14 March 2023
HW Koch, M Larsen, H Bartsch, KD Kurz, S Hofvind
Artifcial intelligence in BreastScreen Norway: a retrospective analysis of a cancer‑enriched sample including 1254 breast cancer cases
To compare results of selected performance measures in mammographic screening for Transpara versus independent double reading by radiologists.
Materials and Methods
In this retrospective study, we analyzed data from 949 screen-detected breast cancers, 305 interval cancers, and 13,646 negative examinations performed in BreastScreen Norway during the period from 2010 to 2018. Transpara scored the examinations from 1 to 10, based on the risk of malignancy. Results from Transpara were compared to screening results after independent double reading. A Transpara score of 10 was set as the threshold. The results were stratified by mammographic density.

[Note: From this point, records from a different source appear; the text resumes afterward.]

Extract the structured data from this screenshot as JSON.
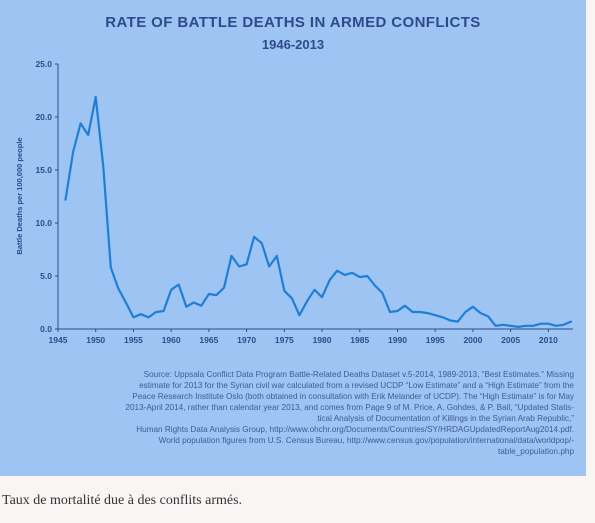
{
  "colors": {
    "panel_bg": "#9dc4f2",
    "line": "#1f7fd6",
    "text": "#2f4a8c"
  },
  "chart_data": {
    "type": "line",
    "title": "RATE OF BATTLE DEATHS IN ARMED CONFLICTS",
    "subtitle": "1946-2013",
    "xlabel": "",
    "ylabel": "Battle Deaths per 100,000 people",
    "xlim": [
      1945,
      2013
    ],
    "ylim": [
      0,
      25
    ],
    "xticks": [
      "1945",
      "1950",
      "1955",
      "1960",
      "1965",
      "1970",
      "1975",
      "1980",
      "1985",
      "1990",
      "1995",
      "2000",
      "2005",
      "2010"
    ],
    "yticks": [
      "0.0",
      "5.0",
      "10.0",
      "15.0",
      "20.0",
      "25.0"
    ],
    "grid": false,
    "series": [
      {
        "x": [
          1946,
          1947,
          1948,
          1949,
          1950,
          1951,
          1952,
          1953,
          1954,
          1955,
          1956,
          1957,
          1958,
          1959,
          1960,
          1961,
          1962,
          1963,
          1964,
          1965,
          1966,
          1967,
          1968,
          1969,
          1970,
          1971,
          1972,
          1973,
          1974,
          1975,
          1976,
          1977,
          1978,
          1979,
          1980,
          1981,
          1982,
          1983,
          1984,
          1985,
          1986,
          1987,
          1988,
          1989,
          1990,
          1991,
          1992,
          1993,
          1994,
          1995,
          1996,
          1997,
          1998,
          1999,
          2000,
          2001,
          2002,
          2003,
          2004,
          2005,
          2006,
          2007,
          2008,
          2009,
          2010,
          2011,
          2012,
          2013
        ],
        "values": [
          12.2,
          16.7,
          19.4,
          18.3,
          21.9,
          15.3,
          5.8,
          3.8,
          2.5,
          1.1,
          1.4,
          1.1,
          1.6,
          1.7,
          3.7,
          4.2,
          2.1,
          2.5,
          2.2,
          3.3,
          3.2,
          3.9,
          6.9,
          5.9,
          6.1,
          8.7,
          8.1,
          5.9,
          6.9,
          3.6,
          2.9,
          1.3,
          2.6,
          3.7,
          3.0,
          4.6,
          5.5,
          5.1,
          5.3,
          4.9,
          5.0,
          4.1,
          3.4,
          1.6,
          1.7,
          2.2,
          1.6,
          1.6,
          1.5,
          1.3,
          1.1,
          0.8,
          0.7,
          1.6,
          2.1,
          1.5,
          1.2,
          0.3,
          0.4,
          0.3,
          0.2,
          0.3,
          0.3,
          0.5,
          0.5,
          0.3,
          0.4,
          0.7
        ]
      }
    ]
  },
  "source_lines": [
    "Source: Uppsala Conflict Data Program Battle-Related Deaths Dataset v.5-2014, 1989-2013, “Best Estimates.” Missing",
    "estimate for 2013 for the Syrian civil war calculated from a revised UCDP “Low Estimate” and a “High Estimate” from the",
    "Peace Research Institute Oslo (both obtained in consultation with Erik Melander of UCDP). The “High Estimate” is for May",
    "2013-April 2014, rather than calendar year 2013, and comes from Page 9 of M. Price, A. Gohdes, & P. Ball, “Updated Statis-",
    "tical Analysis of Documentation of Killings in the Syrian Arab Republic,”",
    "Human Rights Data Analysis Group, http://www.ohchr.org/Documents/Countries/SY/HRDAGUpdatedReportAug2014.pdf.",
    "World population figures from U.S. Census Bureau, http://www.census.gov/population/international/data/worldpop/-",
    "table_population.php"
  ],
  "caption": "Taux de mortalité due à des conflits armés."
}
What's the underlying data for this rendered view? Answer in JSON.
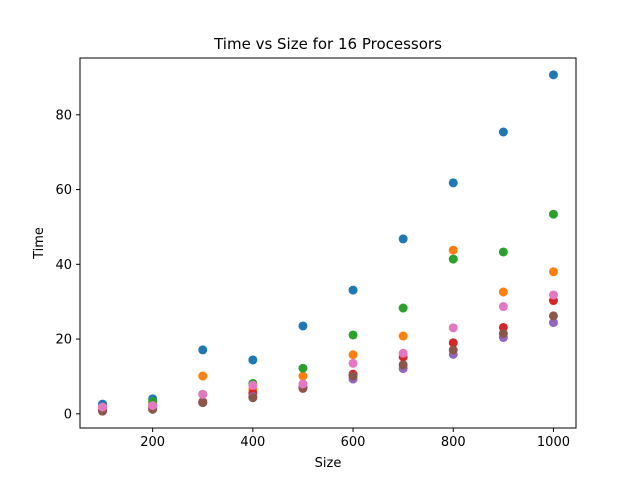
{
  "chart_data": {
    "type": "scatter",
    "title": "Time vs Size for 16 Processors",
    "xlabel": "Size",
    "ylabel": "Time",
    "xlim": [
      55,
      1045
    ],
    "ylim": [
      -3.8,
      95.2
    ],
    "xticks": [
      200,
      400,
      600,
      800,
      1000
    ],
    "yticks": [
      0,
      20,
      40,
      60,
      80
    ],
    "grid": false,
    "x": [
      100,
      200,
      300,
      400,
      500,
      600,
      700,
      800,
      900,
      1000
    ],
    "series": [
      {
        "color": "#1f77b4",
        "values": [
          2.6,
          4.0,
          17.1,
          14.4,
          23.5,
          33.1,
          46.8,
          61.8,
          75.4,
          90.7
        ]
      },
      {
        "color": "#ff7f0e",
        "values": [
          1.2,
          2.7,
          10.1,
          6.5,
          10.1,
          15.8,
          20.8,
          43.8,
          32.6,
          38.0
        ]
      },
      {
        "color": "#2ca02c",
        "values": [
          1.8,
          3.3,
          5.2,
          8.1,
          12.2,
          21.1,
          28.3,
          41.4,
          43.3,
          53.4
        ]
      },
      {
        "color": "#d62728",
        "values": [
          0.9,
          1.8,
          3.2,
          5.5,
          7.2,
          10.6,
          15.2,
          19.0,
          23.1,
          30.3
        ]
      },
      {
        "color": "#9467bd",
        "values": [
          0.8,
          1.4,
          3.0,
          4.6,
          7.0,
          9.3,
          12.1,
          15.9,
          20.4,
          24.4
        ]
      },
      {
        "color": "#8c564b",
        "values": [
          0.7,
          1.2,
          3.0,
          4.3,
          6.8,
          10.1,
          13.1,
          17.1,
          21.5,
          26.2
        ]
      },
      {
        "color": "#e377c2",
        "values": [
          1.8,
          2.2,
          5.2,
          7.6,
          8.0,
          13.5,
          16.2,
          23.0,
          28.7,
          31.8
        ]
      }
    ]
  }
}
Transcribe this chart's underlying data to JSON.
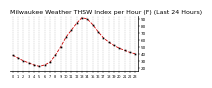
{
  "title": "Milwaukee Weather THSW Index per Hour (F) (Last 24 Hours)",
  "hours": [
    0,
    1,
    2,
    3,
    4,
    5,
    6,
    7,
    8,
    9,
    10,
    11,
    12,
    13,
    14,
    15,
    16,
    17,
    18,
    19,
    20,
    21,
    22,
    23
  ],
  "values": [
    38,
    34,
    30,
    27,
    24,
    22,
    24,
    28,
    38,
    50,
    64,
    74,
    84,
    92,
    90,
    82,
    72,
    63,
    57,
    52,
    48,
    45,
    42,
    40
  ],
  "line_color": "#cc0000",
  "marker_color": "#000000",
  "bg_color": "#ffffff",
  "grid_color": "#bbbbbb",
  "text_color": "#000000",
  "ylim_min": 15,
  "ylim_max": 95,
  "ytick_values": [
    20,
    30,
    40,
    50,
    60,
    70,
    80,
    90
  ],
  "title_fontsize": 4.5,
  "tick_fontsize": 3.0,
  "xtick_fontsize": 2.5
}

A total of 92.7% of the screen-detected and 40.0% of the interval cancers had a Transpara score of 10. Among women with a negative screening outcome, 9.1% had a Transpara score of 10. For women with the highest breast density, Transpara scored 100% of the screen-detected cancers and 48.6% of the interval cancers with a Transpara score of 10, which resulted in a sensitivity of 80.9% for women with the highest breast density for Transpara, compared to 62.8% for independent double reading. For women with screen-detected cancers who had prior mammograms available, 41.9% had a Transpara score of 10 at the prior screening round.
The high proportion of cancers with a Transpara score of 10 indicates the promising performance of Transpara, particularly for women with dense breasts. Results on prior mammograms with a Transpara score of 10 illustrate the potential for earlier detection of breast cancers by using AI in screen-reading.